I found the book quite repetitive. The same issues were alluded to over and over in different parts of the book. There are sections of the book that are are hard to appreciate fully without a better understanding of Dutch politics. Overall, I felt that the book could have been organized better with the two chapters mentioned above getting greater prominence in overall flow of the book. Maybe this had to do with the fact that the book was translated from Dutch.
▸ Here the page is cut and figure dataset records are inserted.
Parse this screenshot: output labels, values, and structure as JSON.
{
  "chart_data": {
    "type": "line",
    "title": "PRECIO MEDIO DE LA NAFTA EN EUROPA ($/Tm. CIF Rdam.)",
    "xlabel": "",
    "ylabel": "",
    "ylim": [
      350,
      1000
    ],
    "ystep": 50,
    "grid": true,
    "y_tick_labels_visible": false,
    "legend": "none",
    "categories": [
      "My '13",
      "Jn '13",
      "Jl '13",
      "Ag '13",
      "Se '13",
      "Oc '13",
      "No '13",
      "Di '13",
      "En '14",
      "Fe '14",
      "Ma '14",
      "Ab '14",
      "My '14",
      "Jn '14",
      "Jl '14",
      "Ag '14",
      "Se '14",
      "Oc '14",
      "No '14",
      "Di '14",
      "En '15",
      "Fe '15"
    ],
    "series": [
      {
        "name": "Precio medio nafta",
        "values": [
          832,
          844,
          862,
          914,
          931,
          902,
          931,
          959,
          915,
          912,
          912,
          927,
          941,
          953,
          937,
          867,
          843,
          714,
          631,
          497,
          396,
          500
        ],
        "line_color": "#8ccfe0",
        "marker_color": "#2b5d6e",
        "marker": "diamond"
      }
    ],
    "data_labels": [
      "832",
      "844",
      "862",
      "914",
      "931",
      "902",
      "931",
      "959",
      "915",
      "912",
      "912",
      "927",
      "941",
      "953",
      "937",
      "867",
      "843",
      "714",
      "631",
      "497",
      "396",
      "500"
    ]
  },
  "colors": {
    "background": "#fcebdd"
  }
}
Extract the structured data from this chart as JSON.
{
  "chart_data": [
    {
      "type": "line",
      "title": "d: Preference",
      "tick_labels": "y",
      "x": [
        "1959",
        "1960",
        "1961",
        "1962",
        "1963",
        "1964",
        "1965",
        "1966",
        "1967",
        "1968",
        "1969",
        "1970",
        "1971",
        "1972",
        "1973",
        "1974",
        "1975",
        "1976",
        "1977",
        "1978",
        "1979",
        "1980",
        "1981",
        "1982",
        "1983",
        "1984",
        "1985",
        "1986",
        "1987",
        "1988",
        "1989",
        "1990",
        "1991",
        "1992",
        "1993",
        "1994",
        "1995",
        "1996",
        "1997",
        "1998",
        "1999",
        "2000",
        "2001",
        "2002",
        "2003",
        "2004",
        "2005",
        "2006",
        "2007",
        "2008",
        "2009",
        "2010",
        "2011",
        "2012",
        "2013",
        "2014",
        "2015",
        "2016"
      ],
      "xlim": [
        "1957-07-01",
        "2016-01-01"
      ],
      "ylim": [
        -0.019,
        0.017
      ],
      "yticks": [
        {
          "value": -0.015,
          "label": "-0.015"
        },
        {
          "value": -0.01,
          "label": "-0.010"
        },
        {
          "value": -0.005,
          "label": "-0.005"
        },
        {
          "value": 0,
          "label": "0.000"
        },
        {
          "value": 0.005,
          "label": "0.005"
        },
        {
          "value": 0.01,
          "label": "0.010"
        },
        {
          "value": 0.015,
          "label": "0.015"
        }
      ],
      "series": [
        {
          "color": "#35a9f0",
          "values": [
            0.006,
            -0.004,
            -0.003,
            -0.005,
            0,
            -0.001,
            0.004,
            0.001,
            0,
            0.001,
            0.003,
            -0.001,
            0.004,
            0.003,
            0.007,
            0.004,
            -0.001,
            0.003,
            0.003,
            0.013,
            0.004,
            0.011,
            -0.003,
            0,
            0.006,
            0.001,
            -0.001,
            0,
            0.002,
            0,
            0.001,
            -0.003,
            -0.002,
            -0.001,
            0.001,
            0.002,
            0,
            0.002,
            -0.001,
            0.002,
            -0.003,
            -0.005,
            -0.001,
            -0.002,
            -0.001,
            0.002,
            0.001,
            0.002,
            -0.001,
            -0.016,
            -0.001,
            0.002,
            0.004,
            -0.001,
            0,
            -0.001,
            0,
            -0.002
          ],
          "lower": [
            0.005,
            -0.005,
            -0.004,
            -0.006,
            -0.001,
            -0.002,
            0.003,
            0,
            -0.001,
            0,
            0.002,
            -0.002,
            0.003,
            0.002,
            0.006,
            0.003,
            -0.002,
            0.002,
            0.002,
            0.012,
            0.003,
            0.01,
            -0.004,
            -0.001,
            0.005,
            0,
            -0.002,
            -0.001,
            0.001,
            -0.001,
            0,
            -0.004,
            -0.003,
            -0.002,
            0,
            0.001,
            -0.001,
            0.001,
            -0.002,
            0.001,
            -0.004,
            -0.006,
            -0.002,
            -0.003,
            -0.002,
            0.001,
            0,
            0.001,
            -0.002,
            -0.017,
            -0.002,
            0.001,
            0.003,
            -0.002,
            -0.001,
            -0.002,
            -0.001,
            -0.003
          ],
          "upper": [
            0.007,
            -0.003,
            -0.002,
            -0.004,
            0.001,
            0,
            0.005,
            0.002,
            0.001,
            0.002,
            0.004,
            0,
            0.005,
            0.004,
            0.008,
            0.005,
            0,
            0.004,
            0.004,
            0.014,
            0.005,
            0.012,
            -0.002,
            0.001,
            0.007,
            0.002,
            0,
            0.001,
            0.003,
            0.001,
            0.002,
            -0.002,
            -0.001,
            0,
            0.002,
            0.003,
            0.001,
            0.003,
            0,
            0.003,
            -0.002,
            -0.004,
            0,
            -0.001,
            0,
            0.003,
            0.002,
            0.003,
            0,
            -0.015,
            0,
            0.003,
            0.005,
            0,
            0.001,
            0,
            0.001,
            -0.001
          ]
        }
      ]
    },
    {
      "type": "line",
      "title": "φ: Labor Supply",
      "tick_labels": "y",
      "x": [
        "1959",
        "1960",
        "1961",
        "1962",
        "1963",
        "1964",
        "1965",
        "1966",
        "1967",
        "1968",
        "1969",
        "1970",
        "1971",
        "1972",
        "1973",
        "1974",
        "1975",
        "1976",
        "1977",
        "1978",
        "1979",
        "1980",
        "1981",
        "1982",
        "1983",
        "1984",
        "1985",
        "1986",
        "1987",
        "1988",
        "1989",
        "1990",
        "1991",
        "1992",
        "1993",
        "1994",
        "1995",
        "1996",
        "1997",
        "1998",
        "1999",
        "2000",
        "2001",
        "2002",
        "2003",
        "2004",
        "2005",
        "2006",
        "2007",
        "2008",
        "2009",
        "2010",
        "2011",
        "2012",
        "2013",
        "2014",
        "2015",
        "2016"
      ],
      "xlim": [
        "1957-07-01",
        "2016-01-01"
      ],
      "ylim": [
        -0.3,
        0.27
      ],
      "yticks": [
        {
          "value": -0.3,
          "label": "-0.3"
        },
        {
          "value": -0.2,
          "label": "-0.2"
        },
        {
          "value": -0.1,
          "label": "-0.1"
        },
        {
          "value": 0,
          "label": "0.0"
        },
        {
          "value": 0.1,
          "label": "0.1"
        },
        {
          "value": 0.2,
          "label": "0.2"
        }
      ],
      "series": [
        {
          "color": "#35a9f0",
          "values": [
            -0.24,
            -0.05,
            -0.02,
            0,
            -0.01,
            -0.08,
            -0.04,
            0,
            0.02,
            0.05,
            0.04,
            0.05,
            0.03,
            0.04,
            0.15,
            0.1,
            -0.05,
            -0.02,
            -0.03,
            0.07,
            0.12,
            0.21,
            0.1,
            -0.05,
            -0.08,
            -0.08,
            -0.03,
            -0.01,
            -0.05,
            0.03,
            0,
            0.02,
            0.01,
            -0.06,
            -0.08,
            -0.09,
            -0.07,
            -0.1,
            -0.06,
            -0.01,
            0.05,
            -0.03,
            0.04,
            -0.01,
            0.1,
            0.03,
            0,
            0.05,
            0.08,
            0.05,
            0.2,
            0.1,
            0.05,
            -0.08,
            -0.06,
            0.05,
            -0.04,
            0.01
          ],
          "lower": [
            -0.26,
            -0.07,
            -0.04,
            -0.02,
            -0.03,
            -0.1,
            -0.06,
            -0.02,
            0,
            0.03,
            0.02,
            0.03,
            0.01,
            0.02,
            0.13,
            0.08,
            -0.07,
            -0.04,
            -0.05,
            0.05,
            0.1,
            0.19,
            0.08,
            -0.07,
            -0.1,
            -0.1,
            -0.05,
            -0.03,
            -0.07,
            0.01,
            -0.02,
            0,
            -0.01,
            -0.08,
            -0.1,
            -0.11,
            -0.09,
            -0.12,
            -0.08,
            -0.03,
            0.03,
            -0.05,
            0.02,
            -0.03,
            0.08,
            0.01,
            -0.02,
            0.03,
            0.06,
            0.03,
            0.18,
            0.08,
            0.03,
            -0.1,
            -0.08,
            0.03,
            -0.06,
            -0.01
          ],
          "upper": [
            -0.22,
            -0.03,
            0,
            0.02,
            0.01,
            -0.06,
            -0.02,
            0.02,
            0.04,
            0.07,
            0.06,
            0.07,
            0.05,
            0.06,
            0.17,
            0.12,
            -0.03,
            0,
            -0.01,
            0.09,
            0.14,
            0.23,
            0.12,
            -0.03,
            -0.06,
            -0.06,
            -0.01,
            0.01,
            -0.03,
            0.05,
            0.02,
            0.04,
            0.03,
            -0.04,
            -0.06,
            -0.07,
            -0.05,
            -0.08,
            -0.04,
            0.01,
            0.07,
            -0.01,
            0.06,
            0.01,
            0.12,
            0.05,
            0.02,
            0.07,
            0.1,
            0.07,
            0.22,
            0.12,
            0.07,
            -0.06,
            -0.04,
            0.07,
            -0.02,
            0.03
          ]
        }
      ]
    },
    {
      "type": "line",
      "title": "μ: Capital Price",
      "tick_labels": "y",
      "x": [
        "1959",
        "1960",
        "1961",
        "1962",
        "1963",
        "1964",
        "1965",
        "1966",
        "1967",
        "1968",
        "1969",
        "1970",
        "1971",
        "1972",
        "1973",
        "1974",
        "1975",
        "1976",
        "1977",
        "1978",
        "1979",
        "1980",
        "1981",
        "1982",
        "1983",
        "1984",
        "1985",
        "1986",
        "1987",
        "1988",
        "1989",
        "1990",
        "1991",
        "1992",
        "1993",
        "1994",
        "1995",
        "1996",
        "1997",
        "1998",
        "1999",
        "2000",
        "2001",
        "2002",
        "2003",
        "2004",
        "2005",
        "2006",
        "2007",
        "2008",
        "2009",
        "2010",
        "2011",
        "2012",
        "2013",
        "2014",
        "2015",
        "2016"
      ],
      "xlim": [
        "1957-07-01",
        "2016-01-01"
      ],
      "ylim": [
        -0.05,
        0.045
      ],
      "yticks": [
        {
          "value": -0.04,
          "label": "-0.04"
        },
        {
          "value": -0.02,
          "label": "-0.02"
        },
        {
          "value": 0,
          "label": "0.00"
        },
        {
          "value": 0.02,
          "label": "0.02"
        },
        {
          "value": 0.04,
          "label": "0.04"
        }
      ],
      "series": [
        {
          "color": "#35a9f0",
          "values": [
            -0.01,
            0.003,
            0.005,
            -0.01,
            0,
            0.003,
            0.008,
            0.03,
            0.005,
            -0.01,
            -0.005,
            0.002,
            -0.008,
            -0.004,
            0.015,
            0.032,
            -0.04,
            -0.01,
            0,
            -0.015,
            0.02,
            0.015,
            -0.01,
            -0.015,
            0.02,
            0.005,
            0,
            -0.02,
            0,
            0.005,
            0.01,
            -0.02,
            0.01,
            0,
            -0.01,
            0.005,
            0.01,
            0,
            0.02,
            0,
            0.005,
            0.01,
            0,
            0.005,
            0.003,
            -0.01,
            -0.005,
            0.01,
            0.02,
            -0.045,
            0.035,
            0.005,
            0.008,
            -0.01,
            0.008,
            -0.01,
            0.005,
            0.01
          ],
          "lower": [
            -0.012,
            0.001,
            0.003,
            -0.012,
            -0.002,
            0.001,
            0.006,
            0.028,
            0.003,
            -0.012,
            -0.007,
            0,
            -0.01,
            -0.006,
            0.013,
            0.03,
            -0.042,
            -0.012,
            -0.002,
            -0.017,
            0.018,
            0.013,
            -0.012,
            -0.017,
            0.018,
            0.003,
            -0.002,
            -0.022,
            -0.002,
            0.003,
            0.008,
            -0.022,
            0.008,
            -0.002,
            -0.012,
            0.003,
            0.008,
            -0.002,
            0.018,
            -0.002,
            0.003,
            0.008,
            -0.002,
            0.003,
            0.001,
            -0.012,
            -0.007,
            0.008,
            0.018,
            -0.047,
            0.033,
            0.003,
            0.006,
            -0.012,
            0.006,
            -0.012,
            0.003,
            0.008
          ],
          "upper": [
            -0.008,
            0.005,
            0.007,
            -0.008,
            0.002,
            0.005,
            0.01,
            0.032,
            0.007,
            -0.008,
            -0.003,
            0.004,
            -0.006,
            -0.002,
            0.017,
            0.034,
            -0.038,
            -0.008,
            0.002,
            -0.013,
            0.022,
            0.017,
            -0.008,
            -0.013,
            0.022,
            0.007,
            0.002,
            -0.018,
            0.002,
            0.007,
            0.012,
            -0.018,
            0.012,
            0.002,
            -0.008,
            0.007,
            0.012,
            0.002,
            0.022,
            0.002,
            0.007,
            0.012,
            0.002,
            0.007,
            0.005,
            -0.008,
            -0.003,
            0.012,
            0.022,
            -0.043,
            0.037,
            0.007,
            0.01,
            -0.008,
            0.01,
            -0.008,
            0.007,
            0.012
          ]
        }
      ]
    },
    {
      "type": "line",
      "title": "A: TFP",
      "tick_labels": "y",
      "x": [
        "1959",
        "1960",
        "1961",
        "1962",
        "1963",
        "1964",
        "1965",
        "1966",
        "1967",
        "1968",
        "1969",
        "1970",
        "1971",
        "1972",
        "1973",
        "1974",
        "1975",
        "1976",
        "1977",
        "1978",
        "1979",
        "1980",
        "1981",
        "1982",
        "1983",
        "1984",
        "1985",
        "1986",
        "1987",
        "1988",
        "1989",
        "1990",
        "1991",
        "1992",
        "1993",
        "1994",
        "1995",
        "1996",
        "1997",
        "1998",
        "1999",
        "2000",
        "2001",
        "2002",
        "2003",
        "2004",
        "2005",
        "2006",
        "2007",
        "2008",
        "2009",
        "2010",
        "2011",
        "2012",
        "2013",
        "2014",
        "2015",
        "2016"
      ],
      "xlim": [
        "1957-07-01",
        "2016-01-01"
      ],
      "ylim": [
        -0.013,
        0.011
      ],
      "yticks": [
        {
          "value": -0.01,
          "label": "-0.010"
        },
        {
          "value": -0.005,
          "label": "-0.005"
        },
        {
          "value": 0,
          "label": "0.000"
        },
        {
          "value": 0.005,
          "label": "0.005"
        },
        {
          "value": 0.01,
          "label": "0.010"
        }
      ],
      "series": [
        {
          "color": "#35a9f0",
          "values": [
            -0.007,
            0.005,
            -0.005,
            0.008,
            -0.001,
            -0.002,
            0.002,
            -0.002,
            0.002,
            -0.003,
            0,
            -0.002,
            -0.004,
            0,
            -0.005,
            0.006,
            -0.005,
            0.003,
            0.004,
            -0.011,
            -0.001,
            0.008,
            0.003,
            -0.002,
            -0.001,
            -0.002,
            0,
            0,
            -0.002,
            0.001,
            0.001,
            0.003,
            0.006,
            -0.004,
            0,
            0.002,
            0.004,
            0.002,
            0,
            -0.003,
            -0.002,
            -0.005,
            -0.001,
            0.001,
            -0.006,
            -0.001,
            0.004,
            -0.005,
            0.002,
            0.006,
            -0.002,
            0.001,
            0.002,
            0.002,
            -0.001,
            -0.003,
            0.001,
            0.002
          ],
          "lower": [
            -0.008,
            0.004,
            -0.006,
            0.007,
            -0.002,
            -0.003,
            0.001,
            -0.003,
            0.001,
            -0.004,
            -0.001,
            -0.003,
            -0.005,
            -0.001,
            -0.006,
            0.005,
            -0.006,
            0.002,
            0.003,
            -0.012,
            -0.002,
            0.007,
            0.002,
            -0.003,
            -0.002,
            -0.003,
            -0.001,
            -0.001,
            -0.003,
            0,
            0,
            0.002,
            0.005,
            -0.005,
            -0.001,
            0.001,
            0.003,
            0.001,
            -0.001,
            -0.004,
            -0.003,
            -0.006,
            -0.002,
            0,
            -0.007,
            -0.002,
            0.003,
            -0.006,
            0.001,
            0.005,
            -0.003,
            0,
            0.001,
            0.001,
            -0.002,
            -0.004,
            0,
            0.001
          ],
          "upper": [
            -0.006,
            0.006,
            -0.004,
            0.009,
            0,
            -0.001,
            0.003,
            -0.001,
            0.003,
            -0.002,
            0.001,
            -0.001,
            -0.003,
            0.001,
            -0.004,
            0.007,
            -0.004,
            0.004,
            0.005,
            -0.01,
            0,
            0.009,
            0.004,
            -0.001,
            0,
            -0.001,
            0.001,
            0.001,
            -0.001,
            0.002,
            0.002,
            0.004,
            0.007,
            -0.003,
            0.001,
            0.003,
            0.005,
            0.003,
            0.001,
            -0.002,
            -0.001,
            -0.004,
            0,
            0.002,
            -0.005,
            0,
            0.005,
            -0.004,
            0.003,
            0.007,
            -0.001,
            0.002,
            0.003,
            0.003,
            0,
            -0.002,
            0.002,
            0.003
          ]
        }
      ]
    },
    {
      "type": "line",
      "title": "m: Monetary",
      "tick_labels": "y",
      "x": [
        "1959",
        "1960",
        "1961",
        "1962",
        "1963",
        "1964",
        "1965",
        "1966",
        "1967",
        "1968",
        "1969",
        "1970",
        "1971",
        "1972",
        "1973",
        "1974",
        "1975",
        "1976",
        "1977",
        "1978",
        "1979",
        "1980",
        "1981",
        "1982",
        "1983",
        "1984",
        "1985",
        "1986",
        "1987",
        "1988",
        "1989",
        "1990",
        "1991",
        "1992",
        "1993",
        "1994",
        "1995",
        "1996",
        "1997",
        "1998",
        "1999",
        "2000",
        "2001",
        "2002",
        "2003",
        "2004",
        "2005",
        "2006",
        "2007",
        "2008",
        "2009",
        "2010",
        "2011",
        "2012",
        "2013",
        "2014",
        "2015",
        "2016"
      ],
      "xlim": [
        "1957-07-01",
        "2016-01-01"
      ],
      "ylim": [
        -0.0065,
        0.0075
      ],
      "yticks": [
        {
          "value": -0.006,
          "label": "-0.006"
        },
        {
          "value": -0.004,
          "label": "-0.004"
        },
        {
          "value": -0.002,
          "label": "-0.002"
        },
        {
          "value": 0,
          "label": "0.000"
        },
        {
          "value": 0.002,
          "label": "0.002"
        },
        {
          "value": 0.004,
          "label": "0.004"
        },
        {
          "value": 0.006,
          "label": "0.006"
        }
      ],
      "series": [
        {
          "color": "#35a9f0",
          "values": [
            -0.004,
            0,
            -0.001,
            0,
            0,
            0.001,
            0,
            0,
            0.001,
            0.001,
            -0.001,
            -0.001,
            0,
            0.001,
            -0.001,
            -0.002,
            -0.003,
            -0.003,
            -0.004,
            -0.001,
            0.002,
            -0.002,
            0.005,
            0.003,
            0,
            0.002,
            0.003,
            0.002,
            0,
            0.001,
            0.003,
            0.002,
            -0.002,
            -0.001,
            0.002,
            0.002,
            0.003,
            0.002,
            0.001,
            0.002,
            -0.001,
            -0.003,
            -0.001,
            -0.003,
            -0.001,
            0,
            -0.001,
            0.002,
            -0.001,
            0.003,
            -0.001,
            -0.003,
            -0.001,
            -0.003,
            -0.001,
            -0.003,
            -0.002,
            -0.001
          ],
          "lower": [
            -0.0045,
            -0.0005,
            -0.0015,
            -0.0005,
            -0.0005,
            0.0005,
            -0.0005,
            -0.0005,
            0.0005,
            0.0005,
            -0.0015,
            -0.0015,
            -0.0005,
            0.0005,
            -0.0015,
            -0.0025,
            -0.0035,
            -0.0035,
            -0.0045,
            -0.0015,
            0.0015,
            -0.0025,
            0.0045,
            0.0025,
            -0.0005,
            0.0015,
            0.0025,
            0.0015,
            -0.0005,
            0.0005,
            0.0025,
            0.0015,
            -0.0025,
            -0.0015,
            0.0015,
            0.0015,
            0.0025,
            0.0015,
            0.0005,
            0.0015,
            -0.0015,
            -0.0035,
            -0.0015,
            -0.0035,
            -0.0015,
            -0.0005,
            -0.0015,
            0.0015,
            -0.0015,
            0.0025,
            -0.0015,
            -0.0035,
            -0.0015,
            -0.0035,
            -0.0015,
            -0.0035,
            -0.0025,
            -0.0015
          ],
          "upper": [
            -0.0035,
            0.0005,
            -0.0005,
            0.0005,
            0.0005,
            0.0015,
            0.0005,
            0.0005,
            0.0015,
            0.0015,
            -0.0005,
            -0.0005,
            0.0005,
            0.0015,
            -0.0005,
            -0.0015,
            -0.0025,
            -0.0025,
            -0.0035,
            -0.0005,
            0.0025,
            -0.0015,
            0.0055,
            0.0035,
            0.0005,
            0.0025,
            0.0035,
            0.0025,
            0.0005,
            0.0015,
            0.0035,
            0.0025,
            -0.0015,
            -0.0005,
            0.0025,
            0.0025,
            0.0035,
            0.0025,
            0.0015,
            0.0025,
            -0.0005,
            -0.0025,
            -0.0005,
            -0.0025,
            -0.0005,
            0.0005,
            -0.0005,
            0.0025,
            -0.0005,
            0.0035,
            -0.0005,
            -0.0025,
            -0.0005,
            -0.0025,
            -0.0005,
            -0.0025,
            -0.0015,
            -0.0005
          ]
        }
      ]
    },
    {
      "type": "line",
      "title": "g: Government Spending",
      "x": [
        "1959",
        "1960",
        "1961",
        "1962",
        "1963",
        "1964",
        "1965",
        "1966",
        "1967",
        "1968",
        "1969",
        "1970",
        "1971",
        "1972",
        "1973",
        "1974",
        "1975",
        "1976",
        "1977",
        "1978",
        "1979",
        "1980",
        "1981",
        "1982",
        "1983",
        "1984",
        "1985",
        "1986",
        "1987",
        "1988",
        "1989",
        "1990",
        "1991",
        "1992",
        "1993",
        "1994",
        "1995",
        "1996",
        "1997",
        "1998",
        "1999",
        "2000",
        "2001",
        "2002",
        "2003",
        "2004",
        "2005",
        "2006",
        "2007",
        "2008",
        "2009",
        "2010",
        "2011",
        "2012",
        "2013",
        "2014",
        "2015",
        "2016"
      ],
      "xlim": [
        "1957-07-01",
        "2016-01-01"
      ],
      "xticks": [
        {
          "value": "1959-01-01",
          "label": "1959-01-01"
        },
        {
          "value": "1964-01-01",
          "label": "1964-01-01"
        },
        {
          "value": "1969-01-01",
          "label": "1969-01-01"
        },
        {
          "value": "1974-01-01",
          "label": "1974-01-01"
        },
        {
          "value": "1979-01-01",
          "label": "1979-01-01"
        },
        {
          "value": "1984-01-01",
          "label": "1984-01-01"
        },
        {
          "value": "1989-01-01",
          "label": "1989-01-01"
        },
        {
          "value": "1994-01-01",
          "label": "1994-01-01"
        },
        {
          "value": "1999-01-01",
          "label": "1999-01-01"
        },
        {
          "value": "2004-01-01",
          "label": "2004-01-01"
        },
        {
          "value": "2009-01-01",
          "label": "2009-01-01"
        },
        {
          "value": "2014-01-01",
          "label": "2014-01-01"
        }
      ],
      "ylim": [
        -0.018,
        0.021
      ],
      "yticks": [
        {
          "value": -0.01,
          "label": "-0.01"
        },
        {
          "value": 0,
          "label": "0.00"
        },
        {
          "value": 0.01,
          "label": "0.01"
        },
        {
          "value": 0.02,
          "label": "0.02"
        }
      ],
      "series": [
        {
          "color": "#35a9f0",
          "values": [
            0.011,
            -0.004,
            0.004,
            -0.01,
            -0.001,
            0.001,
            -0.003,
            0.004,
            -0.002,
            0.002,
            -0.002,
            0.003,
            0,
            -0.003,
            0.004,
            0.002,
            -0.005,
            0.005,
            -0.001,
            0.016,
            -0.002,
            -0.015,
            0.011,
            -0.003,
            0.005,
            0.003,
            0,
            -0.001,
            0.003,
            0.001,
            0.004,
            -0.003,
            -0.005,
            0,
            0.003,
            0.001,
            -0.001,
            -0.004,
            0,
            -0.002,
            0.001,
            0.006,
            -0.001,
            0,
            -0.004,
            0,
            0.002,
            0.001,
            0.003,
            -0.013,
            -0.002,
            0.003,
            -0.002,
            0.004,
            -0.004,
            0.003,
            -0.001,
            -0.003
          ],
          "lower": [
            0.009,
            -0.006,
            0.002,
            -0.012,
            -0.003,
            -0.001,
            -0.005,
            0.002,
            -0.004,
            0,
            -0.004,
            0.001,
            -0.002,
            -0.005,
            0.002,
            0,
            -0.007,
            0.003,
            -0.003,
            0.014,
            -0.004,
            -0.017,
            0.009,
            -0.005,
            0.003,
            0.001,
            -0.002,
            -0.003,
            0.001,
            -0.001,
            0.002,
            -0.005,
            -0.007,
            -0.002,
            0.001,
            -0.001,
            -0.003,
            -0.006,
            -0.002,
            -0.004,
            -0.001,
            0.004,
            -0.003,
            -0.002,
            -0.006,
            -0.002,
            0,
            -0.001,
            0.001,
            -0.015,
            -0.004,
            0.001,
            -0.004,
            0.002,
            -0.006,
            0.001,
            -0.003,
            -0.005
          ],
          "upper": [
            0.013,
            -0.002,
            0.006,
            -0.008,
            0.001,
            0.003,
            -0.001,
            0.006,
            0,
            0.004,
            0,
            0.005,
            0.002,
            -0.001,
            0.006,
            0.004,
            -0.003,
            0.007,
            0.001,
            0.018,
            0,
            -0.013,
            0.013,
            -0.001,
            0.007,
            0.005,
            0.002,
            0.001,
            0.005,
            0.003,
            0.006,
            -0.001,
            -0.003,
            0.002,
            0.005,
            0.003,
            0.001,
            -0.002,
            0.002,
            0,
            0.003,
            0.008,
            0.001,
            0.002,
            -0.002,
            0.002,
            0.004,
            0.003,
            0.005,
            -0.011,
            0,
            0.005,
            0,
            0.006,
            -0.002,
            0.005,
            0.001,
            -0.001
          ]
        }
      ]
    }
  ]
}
There is no question that this book is a daring, life-risking effort by a woman who has lived through some very difficult experiences and yet managed to work her way up to a visible position. This in itself is commendable, and a book derived from such experiences, should make a worthwhile read. However, a word of caution before you read this book. If you are a progressive Muslim (one who can stand Islam taking more than a few hard punches), this is a must-read. If you are a Muslim who is easily offended, this book might be one to avoid. If you are a “Islamophobe” (I came across this term for the first time in this book!) you are sure to lap this up to further shore up your prejudices. If you are a non-Muslim, you’ll get a detailed exposure to the state of women in many Islamic cultures and a call to action from someone who has been through it all first hand.